Absence of procedural and technical controls for system administrators. Management disabled access to a network administrator’s computer and remote access accounts after he was reprimanded for behavioral issues. When returning to work the next day, the disgruntled employee gained physical access to a restricted workstation, logged in with a root password, and planted a time bomb that deleted all files on three company servers days later. Two days following recovery, the servers were sabotaged again in the same manner, and recovery consultants discovered a destructive script on three of the company’s file servers that was scheduled to run at 3 a.m. every Wednesday. During the investigation, the company learned that the insider had discovered a backdoor on 20 restricted workstations where he could gain root access.

BEST PRACTICES

Based on the case study, CERT recommends proactive strategies that can be implemented by all company personnel to mitigate insider threats, which include information security and human resources best practices such as:

  • Monitoring to ensure system access is disabled timely and completely following an employee termination.
  • Establishing formal grievance procedures as an outlet for insider complaints.
  • Creating a reporting process when a colleague notices or suspects concerning behavior.
  • Enforcing comprehensive password policies and computer account management practices.
  • Using configuration management practices to detect logic bombs and malicious code.
  • Monitoring system log activity.
  • Establishing and monitoring procedural and technical controls for system administrator and privileged system functions.
  • Providing layered security for remote access.
  • Monitoring compliance with backup procedures and testing recovery processes.
  • Ensuring procedures are in place to disable temporary employee and contractor access as thoroughly as that of permanent employees.

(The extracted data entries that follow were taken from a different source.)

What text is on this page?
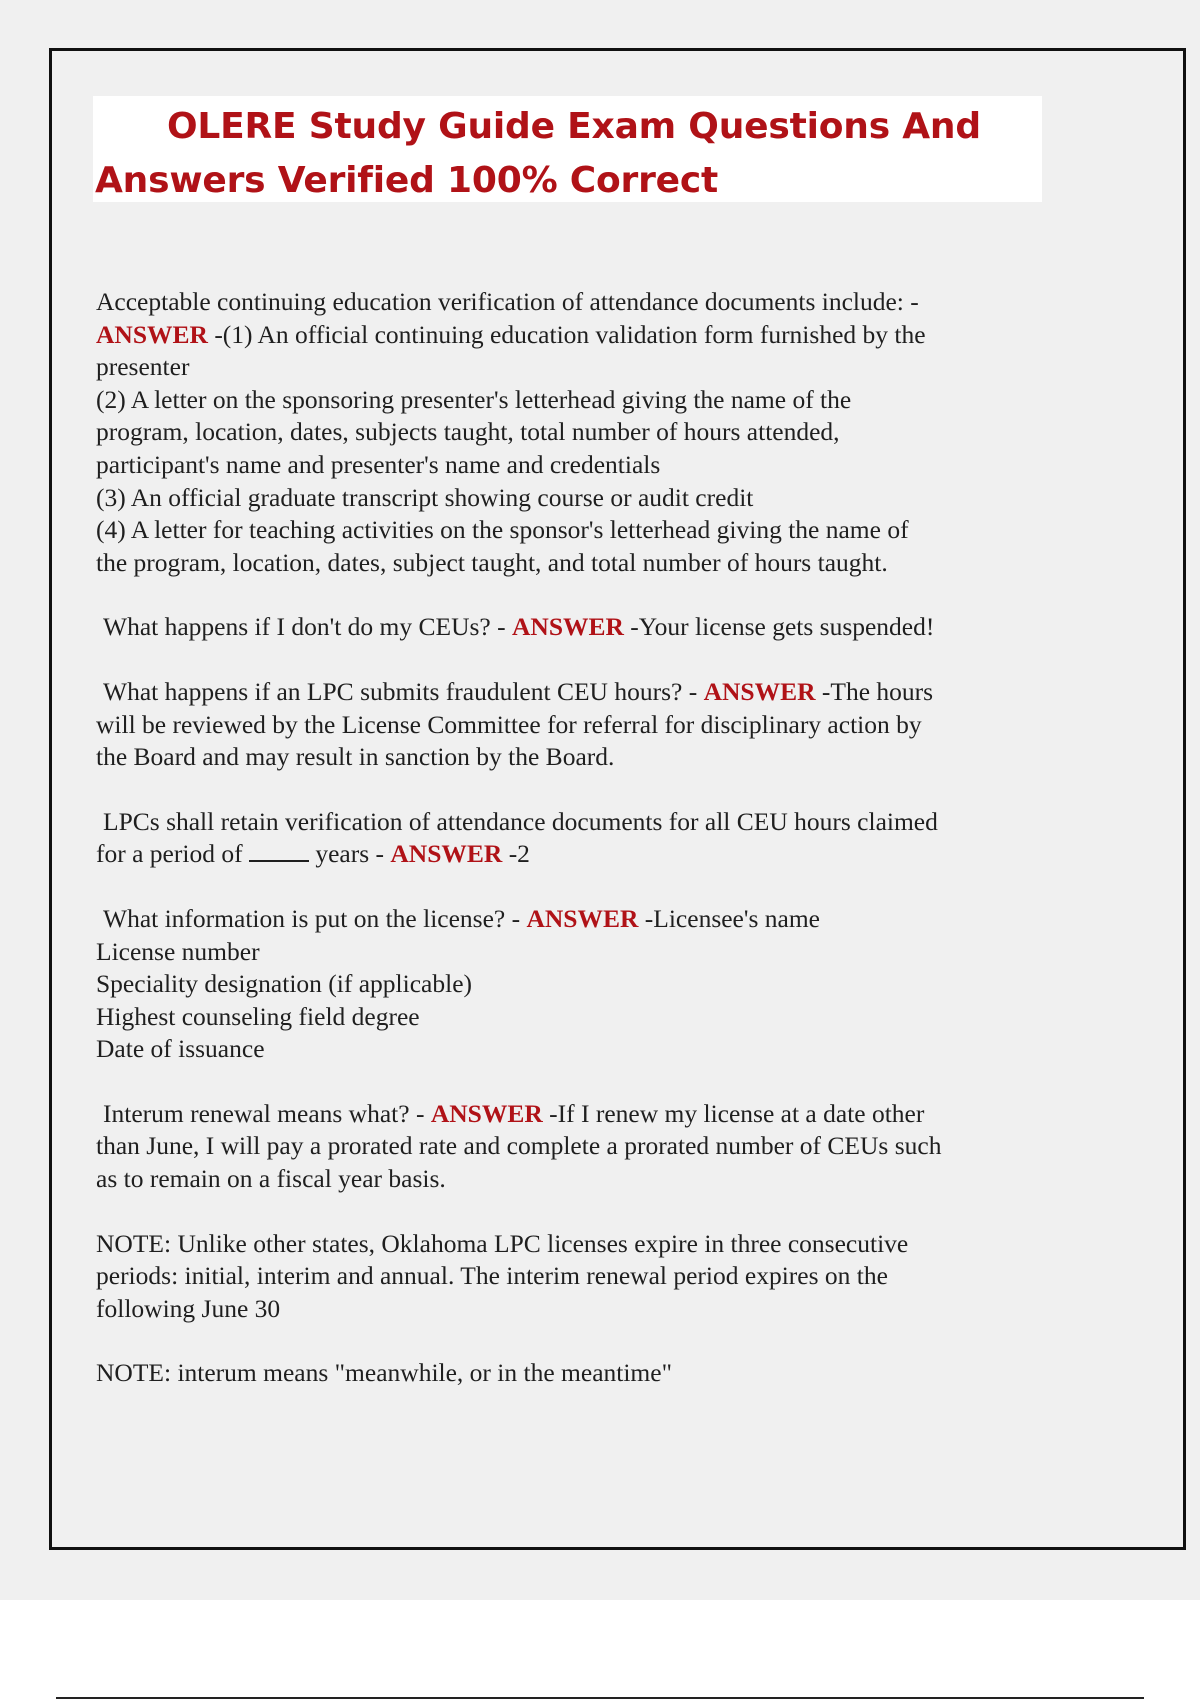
OLERE Study Guide Exam Questions And Answers Verified 100% Correct

Acceptable continuing education verification of attendance documents include: -
ANSWER -(1) An official continuing education validation form furnished by the
presenter
(2) A letter on the sponsoring presenter's letterhead giving the name of the
program, location, dates, subjects taught, total number of hours attended,
participant's name and presenter's name and credentials
(3) An official graduate transcript showing course or audit credit
(4) A letter for teaching activities on the sponsor's letterhead giving the name of
the program, location, dates, subject taught, and total number of hours taught.

What happens if I don't do my CEUs? - ANSWER -Your license gets suspended!

What happens if an LPC submits fraudulent CEU hours? - ANSWER -The hours
will be reviewed by the License Committee for referral for disciplinary action by
the Board and may result in sanction by the Board.

LPCs shall retain verification of attendance documents for all CEU hours claimed
for a period of  years - ANSWER -2

What information is put on the license? - ANSWER -Licensee's name
License number
Speciality designation (if applicable)
Highest counseling field degree
Date of issuance

Interum renewal means what? - ANSWER -If I renew my license at a date other
than June, I will pay a prorated rate and complete a prorated number of CEUs such
as to remain on a fiscal year basis.

NOTE: Unlike other states, Oklahoma LPC licenses expire in three consecutive
periods: initial, interim and annual. The interim renewal period expires on the
following June 30

NOTE: interum means "meanwhile, or in the meantime"
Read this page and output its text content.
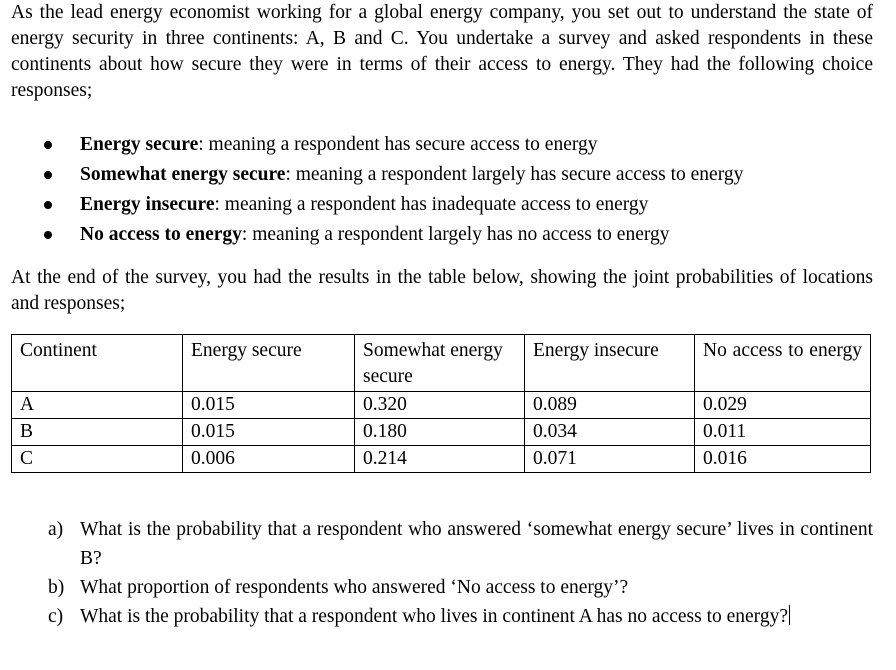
As the lead energy economist working for a global energy company, you set out to understand the state of energy security in three continents: A, B and C. You undertake a survey and asked respondents in these continents about how secure they were in terms of their access to energy. They had the following choice responses;

Energy secure: meaning a respondent has secure access to energy
Somewhat energy secure: meaning a respondent largely has secure access to energy
Energy insecure: meaning a respondent has inadequate access to energy
No access to energy: meaning a respondent largely has no access to energy

At the end of the survey, you had the results in the table below, showing the joint probabilities of locations and responses;

Continent	Energy secure	Somewhat energy secure	Energy insecure	No access to energy
A	0.015	0.320	0.089	0.029
B	0.015	0.180	0.034	0.011
C	0.006	0.214	0.071	0.016
a) What is the probability that a respondent who answered ‘somewhat energy secure’ lives in continent B?
b) What proportion of respondents who answered ‘No access to energy’?
c) What is the probability that a respondent who lives in continent A has no access to energy?
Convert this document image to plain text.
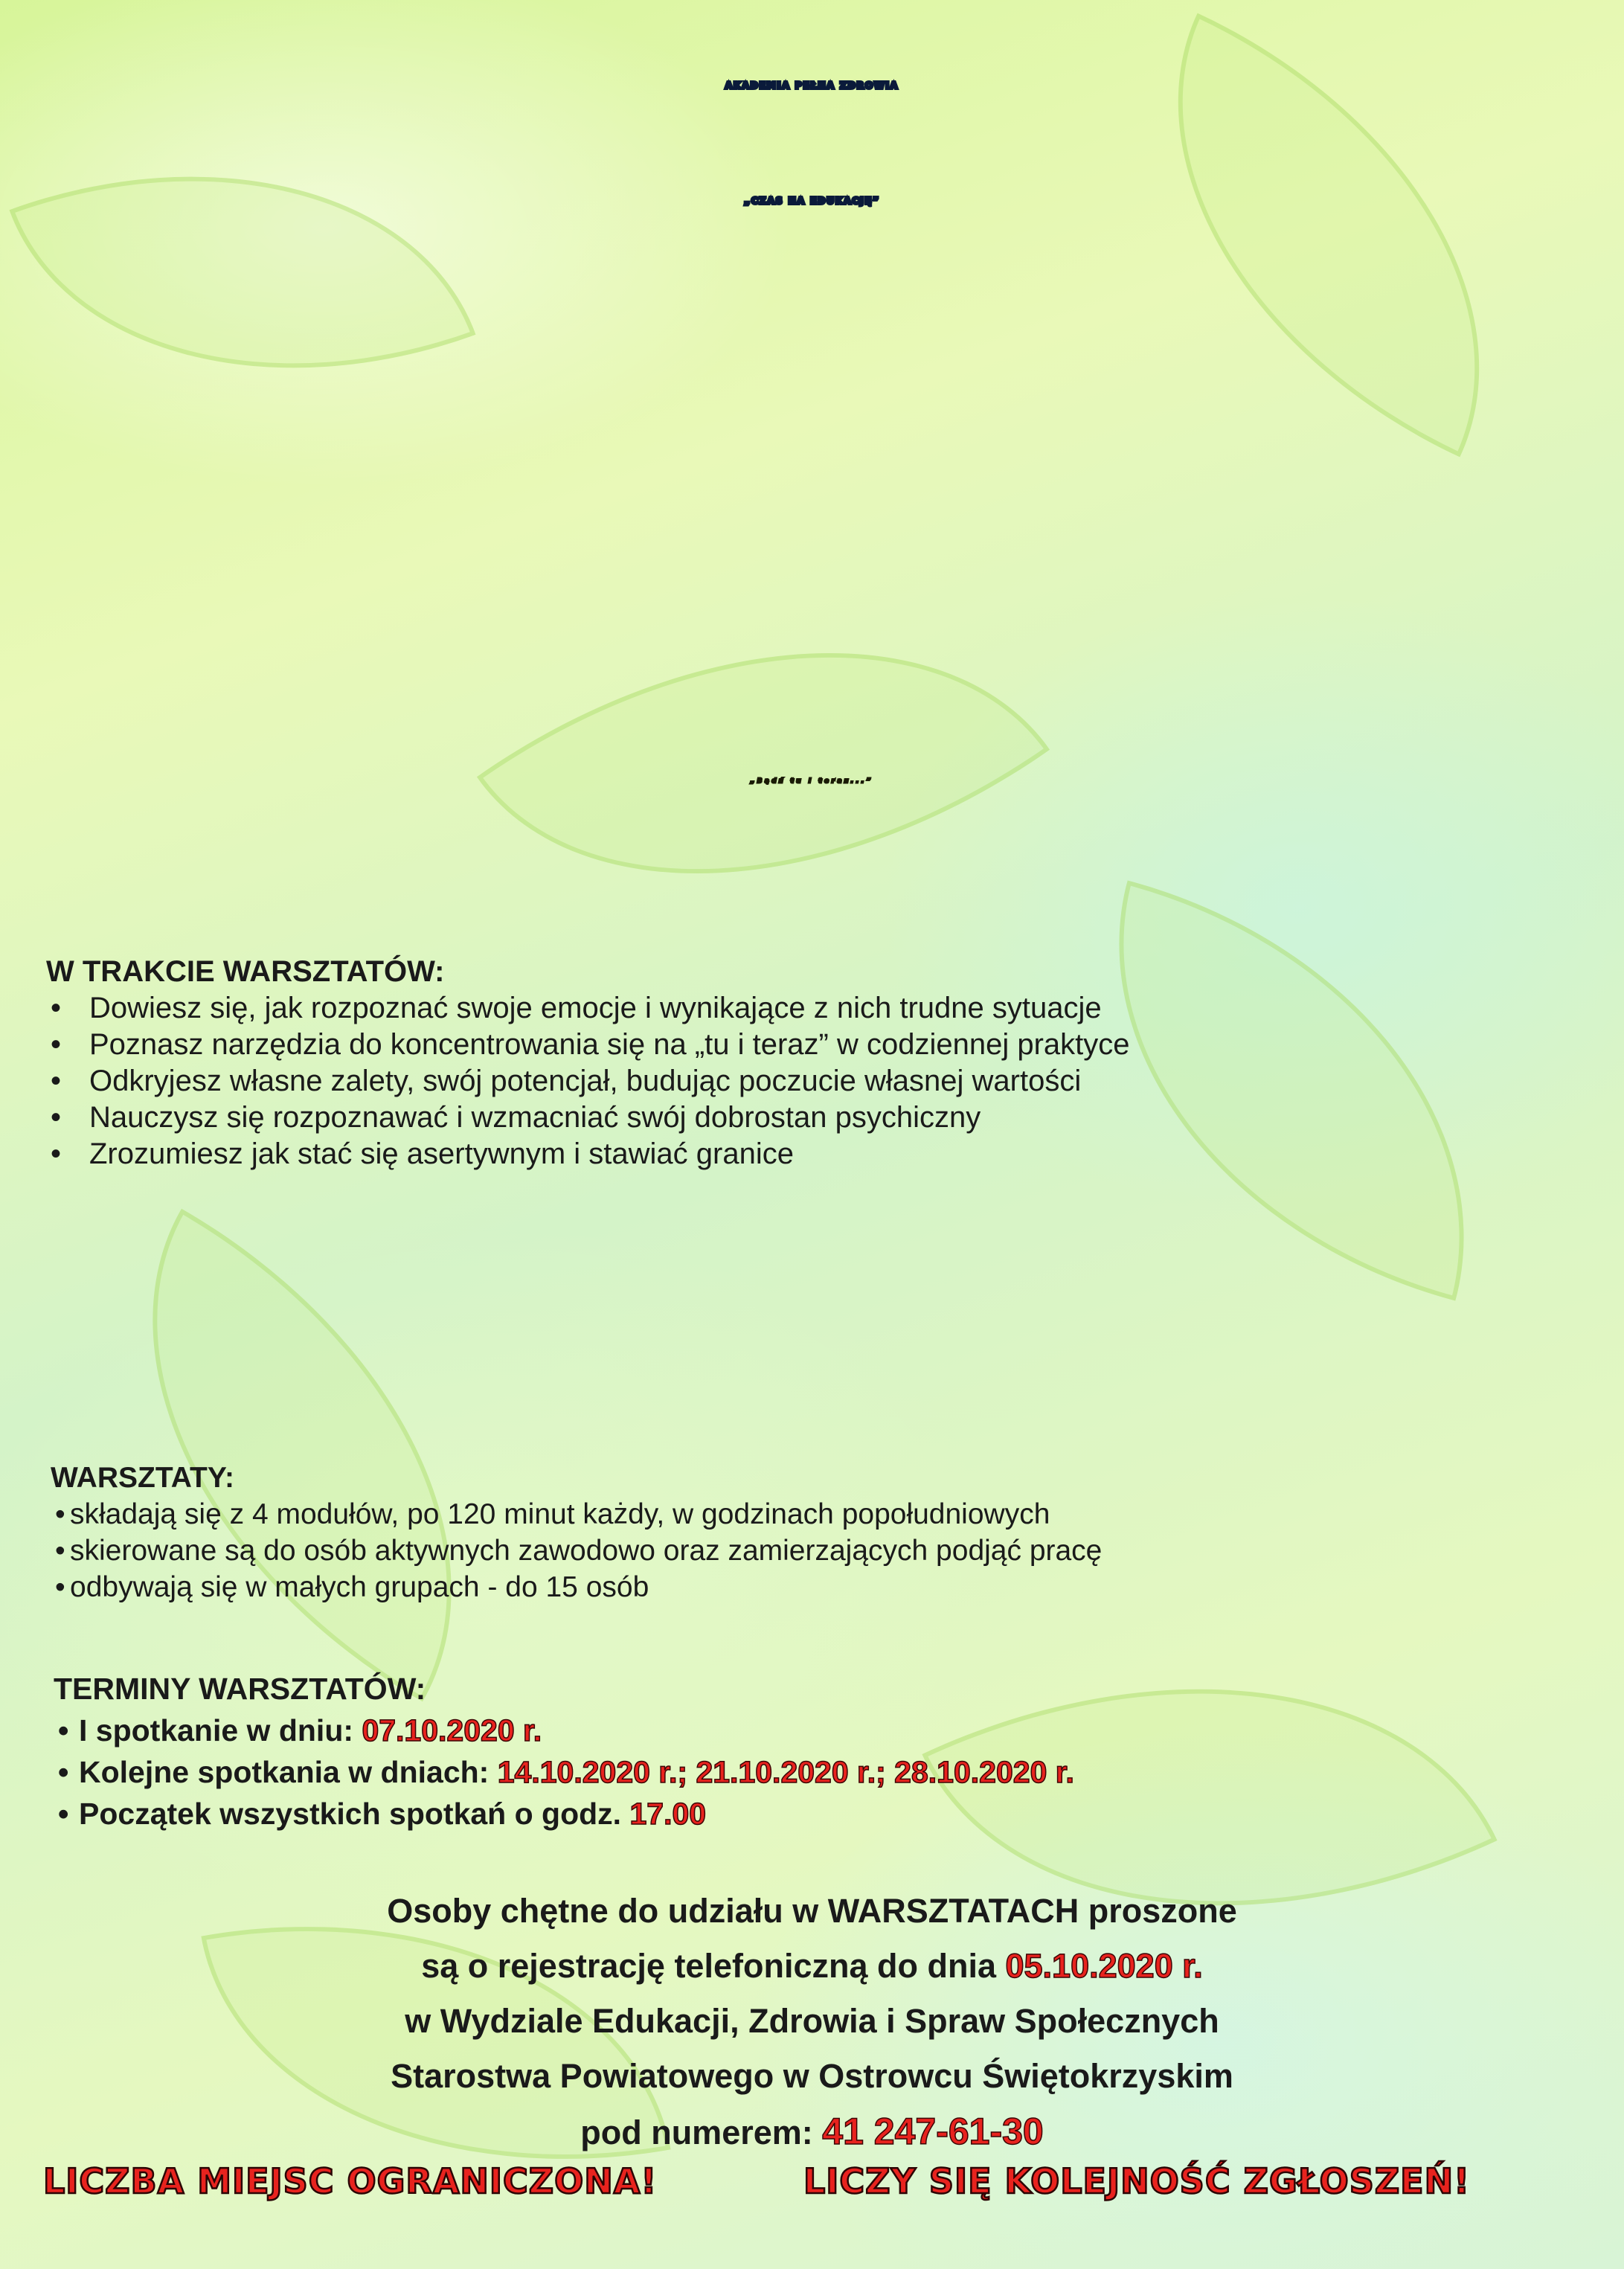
AKADEMIA PEŁNA ZDROWIA
„CZAS NA EDUKACJĘ”
„Bądź tu i teraz...”
W TRAKCIE WARSZTATÓW:
• Dowiesz się, jak rozpoznać swoje emocje i wynikające z nich trudne sytuacje
• Poznasz narzędzia do koncentrowania się na „tu i teraz” w codziennej praktyce
• Odkryjesz własne zalety, swój potencjał, budując poczucie własnej wartości
• Nauczysz się rozpoznawać i wzmacniać swój dobrostan psychiczny
• Zrozumiesz jak stać się asertywnym i stawiać granice
WARSZTATY:
• składają się z 4 modułów, po 120 minut każdy, w godzinach popołudniowych
• skierowane są do osób aktywnych zawodowo oraz zamierzających podjąć pracę
• odbywają się w małych grupach - do 15 osób
TERMINY WARSZTATÓW:
• I spotkanie w dniu: 07.10.2020 r.
• Kolejne spotkania w dniach: 14.10.2020 r.; 21.10.2020 r.; 28.10.2020 r.
• Początek wszystkich spotkań o godz. 17.00
Osoby chętne do udziału w WARSZTATACH proszone
są o rejestrację telefoniczną do dnia 05.10.2020 r.
w Wydziale Edukacji, Zdrowia i Spraw Społecznych
Starostwa Powiatowego w Ostrowcu Świętokrzyskim
pod numerem: 41 247-61-30
LICZBA MIEJSC OGRANICZONA!	LICZY SIĘ KOLEJNOŚĆ ZGŁOSZEŃ!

The study also suggests organizations should recognize employees sometimes share their passwords with coworkers for convenience, knowing it is a violation of policy. To be safe, companies should remind coworkers of a departed employee to change their passwords if there is the slightest chance they may have shared a password with the employee. A termination checklist also should be used to ensure procedures are in place to terminate physical access to the facility, as well as, notify the guard station or reception area of the employee’s termination or resignation.

The complete report is available for download from CERT’s Web site,www.cert.org/archive/pdf/insidercross051105.pdf. Established in 1988, the CERT Center provides Internet security expertise through a federally funded research and development center operated by the Software Engineering Institute at Carnegie Mellon University.